1. SLAP-THE-LOGO-ON-IT POSTS
Typical practice: a company prepares a job description, then hires a recruiting firm. Adding their logo to the job description, the recruiter quickly posts it to the same places any of us can.
Merely changing the label on the packaging adds zero value to the recruiting process.
Candidates lose excitement to apply when they see a staffing company’s name on the job ad. They know they will have to go through an intermediary, instead of going directly to the company. Be sure this is not the primary practice you are paying top dollar for when hiring a search agency.
2. OFF-LIMITS AGREEMENTS
I was recently chatting with a CHRO candidate operating at the highest level of leadership. Sitting in the office of a well-known executive search firm, he overheard a conversation between two other members of the firm’s team.
One consultant asked the other, “Who are the top 10 people on our short-list?” As one consultant listed names, the other stopped him and said, “Nope, that person’s off-limits”—over and over.
Because of how big these firms are, they often have off-limits agreements with their clients that prohibit them from recruiting the best people. Because they placed someone in a different role at the company, they are unable to hire those individuals.
This is where service-driven, personalized boutique firms have an advantage. Because they’re not primarily focused on just one job function or industry, their ability to tap into the best of the best people is rarely, if ever, impacted by an off-limits agreement.
3. COMMISSION-PAID RECRUITERS IN EXECUTIVE SEARCH
Most search professionals receive a base salary, plus a hefty commission as compensation. If compensation as a search professional correlates with closing transactions, where is the line drawn between personal interests and placing the right person in a role for a client?
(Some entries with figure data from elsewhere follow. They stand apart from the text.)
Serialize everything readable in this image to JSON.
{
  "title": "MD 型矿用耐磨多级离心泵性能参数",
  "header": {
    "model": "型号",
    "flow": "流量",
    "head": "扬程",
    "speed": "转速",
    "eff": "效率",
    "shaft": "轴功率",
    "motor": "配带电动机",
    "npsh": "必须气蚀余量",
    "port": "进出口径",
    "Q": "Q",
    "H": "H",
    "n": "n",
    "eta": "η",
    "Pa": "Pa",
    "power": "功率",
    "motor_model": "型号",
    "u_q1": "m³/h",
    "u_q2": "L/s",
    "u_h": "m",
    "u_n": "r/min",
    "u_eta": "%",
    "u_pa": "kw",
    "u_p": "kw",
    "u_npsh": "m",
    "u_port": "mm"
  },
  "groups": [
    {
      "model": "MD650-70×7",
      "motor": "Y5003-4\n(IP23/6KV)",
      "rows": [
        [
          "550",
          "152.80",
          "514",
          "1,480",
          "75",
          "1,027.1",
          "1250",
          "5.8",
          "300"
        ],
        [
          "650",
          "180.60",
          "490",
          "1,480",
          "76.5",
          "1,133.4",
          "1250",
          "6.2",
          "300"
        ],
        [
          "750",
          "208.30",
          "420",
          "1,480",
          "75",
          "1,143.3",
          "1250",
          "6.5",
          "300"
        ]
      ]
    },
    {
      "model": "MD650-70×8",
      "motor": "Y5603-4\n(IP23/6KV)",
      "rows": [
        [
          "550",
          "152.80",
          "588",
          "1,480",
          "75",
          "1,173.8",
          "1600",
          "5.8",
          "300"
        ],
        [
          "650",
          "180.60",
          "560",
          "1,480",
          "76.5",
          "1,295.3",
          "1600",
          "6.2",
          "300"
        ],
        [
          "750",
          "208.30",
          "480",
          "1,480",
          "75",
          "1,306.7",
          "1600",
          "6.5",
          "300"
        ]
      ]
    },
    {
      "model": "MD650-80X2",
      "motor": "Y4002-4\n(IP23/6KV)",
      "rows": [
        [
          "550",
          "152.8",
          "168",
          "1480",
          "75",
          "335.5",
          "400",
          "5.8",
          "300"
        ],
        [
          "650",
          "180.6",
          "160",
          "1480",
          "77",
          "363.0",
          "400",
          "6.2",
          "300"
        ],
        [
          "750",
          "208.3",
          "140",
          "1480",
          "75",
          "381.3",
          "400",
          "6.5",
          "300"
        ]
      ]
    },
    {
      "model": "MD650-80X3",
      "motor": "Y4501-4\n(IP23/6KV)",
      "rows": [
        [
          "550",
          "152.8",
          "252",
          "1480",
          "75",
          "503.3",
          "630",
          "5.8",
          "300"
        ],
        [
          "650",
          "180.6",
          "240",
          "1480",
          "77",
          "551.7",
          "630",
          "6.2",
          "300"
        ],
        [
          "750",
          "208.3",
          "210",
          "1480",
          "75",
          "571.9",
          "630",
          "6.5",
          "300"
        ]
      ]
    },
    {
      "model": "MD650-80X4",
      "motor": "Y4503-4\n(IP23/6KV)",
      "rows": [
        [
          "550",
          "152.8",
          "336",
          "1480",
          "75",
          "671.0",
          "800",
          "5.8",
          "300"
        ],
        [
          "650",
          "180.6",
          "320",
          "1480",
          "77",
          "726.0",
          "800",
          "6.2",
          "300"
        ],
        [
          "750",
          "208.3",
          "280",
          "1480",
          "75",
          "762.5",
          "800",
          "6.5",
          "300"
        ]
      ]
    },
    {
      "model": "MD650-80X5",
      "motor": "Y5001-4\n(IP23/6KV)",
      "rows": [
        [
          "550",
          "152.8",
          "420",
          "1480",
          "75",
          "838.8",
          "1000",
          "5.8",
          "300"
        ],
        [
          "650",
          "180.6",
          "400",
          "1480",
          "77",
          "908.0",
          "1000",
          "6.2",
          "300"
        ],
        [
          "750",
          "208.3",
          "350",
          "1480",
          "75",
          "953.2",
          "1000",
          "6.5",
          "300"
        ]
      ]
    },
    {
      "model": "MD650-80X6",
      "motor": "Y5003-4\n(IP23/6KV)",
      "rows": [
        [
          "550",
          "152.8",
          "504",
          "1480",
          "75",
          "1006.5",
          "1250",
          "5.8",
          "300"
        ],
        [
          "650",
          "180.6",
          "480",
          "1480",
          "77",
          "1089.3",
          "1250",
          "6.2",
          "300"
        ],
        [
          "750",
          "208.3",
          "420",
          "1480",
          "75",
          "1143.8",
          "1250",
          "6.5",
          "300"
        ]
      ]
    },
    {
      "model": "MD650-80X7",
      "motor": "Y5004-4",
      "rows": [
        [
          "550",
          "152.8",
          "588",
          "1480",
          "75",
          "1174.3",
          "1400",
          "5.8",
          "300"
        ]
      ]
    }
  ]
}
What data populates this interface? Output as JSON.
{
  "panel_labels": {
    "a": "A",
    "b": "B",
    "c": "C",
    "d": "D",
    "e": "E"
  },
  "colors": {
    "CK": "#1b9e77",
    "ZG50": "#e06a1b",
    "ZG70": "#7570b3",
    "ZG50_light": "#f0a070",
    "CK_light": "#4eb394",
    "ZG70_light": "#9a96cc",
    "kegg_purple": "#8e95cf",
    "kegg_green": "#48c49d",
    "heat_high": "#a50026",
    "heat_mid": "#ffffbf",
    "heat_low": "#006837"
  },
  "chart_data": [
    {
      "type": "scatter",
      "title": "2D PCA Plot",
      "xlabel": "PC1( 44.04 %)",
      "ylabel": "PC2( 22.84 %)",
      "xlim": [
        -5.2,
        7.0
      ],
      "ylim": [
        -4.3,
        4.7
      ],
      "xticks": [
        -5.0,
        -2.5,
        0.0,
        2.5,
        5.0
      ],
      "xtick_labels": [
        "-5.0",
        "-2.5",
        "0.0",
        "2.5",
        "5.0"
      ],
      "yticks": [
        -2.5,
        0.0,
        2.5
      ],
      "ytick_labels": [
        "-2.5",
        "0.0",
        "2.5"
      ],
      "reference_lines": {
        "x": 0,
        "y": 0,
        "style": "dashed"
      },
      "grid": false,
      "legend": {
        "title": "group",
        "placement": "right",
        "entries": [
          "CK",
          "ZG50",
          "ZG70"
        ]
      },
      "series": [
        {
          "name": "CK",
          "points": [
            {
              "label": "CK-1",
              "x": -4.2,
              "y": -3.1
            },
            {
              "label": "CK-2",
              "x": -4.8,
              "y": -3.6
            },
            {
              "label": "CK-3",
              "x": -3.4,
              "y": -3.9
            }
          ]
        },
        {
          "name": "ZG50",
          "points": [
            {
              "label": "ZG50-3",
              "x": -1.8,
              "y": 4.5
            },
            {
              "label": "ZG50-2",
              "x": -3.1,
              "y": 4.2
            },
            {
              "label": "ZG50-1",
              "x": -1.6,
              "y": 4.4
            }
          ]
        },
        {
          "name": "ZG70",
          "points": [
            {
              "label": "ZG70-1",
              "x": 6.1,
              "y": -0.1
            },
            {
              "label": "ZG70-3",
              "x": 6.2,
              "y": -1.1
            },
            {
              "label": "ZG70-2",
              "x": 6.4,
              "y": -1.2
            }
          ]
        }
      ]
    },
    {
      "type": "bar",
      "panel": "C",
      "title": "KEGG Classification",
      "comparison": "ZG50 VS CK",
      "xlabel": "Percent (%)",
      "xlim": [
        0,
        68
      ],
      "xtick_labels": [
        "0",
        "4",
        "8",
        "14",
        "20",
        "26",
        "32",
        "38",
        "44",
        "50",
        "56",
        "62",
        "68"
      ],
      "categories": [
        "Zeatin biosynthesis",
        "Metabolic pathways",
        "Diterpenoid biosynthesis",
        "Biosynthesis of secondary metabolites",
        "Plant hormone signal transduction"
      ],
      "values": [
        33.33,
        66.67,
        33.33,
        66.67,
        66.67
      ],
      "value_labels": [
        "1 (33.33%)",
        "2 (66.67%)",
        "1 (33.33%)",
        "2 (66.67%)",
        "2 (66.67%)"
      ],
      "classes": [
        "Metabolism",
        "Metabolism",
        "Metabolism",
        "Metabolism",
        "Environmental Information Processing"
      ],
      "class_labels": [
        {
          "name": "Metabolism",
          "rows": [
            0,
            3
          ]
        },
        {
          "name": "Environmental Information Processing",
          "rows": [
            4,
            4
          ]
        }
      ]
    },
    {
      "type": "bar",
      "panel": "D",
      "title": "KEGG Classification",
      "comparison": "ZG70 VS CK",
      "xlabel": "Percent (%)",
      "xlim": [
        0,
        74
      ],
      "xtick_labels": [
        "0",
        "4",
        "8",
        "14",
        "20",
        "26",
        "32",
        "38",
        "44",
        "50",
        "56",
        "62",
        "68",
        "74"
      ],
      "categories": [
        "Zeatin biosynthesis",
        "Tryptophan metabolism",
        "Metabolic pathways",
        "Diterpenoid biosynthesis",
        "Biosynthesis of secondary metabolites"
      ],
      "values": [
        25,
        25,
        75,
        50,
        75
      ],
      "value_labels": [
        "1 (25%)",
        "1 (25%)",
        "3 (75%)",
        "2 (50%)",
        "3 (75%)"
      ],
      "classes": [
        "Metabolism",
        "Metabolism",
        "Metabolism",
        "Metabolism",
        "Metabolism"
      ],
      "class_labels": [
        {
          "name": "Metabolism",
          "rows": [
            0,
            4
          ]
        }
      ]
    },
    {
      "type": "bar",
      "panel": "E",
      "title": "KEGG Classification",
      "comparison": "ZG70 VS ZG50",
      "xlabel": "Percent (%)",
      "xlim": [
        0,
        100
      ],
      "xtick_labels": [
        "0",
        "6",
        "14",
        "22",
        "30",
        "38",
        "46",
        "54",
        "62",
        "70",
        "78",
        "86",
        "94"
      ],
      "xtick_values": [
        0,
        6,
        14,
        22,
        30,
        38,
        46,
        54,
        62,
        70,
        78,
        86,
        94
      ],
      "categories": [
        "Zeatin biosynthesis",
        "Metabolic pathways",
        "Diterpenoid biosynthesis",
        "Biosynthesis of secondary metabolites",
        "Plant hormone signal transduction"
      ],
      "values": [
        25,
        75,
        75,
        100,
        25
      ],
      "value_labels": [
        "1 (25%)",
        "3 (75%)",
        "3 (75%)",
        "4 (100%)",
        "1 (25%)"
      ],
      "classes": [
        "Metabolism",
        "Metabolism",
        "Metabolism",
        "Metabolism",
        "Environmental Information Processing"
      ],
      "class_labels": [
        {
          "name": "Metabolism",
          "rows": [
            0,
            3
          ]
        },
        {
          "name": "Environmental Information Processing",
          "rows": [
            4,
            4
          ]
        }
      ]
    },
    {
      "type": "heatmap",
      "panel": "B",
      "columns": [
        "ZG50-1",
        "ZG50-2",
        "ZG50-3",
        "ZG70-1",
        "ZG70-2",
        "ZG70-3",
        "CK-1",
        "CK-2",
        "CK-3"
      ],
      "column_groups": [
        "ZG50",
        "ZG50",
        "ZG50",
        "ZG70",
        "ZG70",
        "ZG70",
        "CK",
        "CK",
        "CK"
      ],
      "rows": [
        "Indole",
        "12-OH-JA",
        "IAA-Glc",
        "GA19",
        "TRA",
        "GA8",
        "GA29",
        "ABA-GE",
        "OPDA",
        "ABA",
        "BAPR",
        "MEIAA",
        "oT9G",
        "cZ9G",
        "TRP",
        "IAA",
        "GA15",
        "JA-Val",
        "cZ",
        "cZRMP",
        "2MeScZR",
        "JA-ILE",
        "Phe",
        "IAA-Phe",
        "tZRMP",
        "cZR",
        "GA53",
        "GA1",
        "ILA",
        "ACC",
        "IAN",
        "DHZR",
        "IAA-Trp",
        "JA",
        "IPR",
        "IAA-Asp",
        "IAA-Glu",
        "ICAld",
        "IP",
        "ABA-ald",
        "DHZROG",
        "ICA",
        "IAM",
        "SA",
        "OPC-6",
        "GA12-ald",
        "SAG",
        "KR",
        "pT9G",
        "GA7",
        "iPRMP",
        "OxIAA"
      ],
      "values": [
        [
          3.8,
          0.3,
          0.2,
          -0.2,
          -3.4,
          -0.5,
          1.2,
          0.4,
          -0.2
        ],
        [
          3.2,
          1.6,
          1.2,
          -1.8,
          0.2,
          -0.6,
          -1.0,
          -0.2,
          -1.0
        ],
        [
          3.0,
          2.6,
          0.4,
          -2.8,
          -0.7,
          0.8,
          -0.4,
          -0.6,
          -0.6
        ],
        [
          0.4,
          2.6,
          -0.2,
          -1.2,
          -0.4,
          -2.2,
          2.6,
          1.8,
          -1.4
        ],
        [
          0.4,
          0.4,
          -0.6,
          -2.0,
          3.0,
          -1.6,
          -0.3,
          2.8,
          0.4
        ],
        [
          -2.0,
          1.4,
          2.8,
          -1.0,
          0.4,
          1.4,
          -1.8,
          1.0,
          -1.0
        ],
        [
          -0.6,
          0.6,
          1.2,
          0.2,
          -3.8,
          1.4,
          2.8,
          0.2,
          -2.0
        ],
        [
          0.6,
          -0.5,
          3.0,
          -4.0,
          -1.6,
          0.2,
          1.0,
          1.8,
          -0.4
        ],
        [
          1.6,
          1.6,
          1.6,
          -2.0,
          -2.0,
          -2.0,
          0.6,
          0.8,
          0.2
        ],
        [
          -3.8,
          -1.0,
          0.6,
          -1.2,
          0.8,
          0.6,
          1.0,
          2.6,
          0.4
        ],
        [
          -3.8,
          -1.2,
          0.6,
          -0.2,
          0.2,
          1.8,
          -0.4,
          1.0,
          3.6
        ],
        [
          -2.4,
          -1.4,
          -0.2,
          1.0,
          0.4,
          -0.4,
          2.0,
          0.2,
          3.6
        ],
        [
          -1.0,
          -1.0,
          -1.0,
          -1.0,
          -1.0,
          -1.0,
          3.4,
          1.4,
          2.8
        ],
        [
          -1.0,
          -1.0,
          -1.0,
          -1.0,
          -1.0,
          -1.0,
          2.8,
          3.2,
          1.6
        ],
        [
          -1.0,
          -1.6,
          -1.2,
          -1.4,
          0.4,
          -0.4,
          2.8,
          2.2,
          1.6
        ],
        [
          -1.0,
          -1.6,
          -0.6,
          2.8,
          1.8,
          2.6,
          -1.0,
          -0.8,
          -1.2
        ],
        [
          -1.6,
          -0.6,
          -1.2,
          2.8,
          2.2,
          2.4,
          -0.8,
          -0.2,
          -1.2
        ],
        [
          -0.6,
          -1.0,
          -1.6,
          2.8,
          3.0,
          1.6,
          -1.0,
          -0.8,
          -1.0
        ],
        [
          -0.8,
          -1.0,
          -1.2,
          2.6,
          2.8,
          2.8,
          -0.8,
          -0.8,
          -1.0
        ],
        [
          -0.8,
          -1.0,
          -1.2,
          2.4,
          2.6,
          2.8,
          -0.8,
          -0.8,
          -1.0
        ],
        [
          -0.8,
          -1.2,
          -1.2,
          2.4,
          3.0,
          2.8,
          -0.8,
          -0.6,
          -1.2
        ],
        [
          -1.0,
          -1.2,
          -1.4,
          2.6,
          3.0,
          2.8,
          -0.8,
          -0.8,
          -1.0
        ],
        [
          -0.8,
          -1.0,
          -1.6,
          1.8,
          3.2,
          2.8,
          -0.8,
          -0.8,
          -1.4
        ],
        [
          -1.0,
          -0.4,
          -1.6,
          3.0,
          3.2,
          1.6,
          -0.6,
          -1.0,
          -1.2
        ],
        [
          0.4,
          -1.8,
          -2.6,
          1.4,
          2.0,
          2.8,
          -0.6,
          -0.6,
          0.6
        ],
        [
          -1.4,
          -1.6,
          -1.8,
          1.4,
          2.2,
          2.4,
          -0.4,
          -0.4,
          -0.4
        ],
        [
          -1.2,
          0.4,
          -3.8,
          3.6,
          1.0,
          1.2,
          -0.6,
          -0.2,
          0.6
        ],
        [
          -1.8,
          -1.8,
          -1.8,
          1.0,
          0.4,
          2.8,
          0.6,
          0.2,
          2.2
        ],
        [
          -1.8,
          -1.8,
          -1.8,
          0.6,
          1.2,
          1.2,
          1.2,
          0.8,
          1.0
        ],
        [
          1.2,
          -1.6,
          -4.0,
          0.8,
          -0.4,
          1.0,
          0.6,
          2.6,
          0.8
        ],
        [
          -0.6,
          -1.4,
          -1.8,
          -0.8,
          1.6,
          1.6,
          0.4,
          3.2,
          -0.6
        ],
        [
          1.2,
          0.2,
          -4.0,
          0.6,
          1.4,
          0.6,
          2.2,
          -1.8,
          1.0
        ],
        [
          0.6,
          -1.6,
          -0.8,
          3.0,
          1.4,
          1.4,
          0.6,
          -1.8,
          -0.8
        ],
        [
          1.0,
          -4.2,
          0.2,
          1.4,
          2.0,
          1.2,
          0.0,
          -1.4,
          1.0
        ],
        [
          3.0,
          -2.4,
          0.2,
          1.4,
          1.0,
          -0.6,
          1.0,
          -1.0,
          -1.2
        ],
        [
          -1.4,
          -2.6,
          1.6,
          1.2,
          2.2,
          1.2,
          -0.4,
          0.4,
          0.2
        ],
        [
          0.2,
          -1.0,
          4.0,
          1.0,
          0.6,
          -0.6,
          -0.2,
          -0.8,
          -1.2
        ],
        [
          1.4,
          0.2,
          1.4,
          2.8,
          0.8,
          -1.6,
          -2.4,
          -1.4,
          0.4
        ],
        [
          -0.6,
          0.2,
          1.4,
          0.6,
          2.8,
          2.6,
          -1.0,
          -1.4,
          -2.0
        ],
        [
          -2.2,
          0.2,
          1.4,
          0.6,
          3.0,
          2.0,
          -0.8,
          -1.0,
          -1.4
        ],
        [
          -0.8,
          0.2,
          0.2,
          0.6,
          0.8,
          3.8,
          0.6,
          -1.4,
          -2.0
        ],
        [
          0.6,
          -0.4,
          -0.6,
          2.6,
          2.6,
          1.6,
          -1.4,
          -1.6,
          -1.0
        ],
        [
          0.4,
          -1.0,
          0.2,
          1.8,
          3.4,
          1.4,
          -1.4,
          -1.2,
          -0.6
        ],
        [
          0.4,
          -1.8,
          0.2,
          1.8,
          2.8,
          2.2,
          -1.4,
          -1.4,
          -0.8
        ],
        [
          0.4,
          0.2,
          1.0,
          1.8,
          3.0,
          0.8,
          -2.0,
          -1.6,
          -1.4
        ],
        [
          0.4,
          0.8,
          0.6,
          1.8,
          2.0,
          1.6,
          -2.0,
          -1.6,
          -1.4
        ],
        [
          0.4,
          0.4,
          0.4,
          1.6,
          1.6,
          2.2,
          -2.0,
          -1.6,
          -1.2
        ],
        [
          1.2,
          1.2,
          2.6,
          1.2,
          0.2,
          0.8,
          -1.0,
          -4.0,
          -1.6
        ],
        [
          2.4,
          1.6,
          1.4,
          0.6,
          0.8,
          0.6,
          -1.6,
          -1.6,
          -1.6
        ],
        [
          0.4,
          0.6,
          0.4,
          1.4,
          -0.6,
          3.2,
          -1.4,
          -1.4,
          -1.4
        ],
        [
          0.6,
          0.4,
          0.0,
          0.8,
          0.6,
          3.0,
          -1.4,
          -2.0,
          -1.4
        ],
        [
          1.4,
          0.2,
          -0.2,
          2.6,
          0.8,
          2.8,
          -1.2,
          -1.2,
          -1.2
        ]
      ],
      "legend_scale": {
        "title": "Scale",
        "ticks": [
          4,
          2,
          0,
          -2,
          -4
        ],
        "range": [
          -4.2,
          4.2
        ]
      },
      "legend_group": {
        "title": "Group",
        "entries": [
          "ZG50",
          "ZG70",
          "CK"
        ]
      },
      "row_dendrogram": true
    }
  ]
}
This work is about matching the right person with an organization because it works for everyone. Not just for the monetary benefit of the search professional.
4. MISALIGNED INTERESTS
Most search firms price their engagements as a percentage of the candidate’s estimated first-year total compensation. The incentive becomes this: the more expensive the candidate, the more money the search firm makes. It carries an implied misalignment in interests. This is why more organizations are choosing an executive search firm offering a flat-fee model.
5. IGNORING VALUES, PURPOSE AND CULTURE ALIGNMENT
From my experience in leading talent acquisition for a large company, far too many search firms focus on the skills of the job and how to potentially poach from competitors. There is little attention paid to the purpose, mission, philosophy, culture, values and overall leadership alignment.
The search business has primarily been dominated by resume-matching to job descriptions. But ignoring purpose and culture leads to mismatches and requires damage control down the road.
Intangible alignment — the things that never show up on the resume or job description — is simply what needs to be pursued in an executive search.
6. GOING BACK TO THAT SAME OLD DATABASE (OR ROLODEX FOR SOME OF US)
There is value in a search firm having expertise in an industry or job function. But it also causes tunnel vision. Firms continue to flip through the same Rolodex of people — those perceived as star players. Those individuals can then proceed to obtain bigger salaries, bigger bonuses, sign-on, severance packages, and play the financial “gain game.”
This practice is merely shortsighted. Every search should be approached as brand new. Search professionals should also never assume they have somebody who’s undoubtedly the right fit.
Don’t settle. Hiring the right leaders is critical to the successful outcome of your organization. Utilize these industry insights to shape a new reality for your recruitment efforts.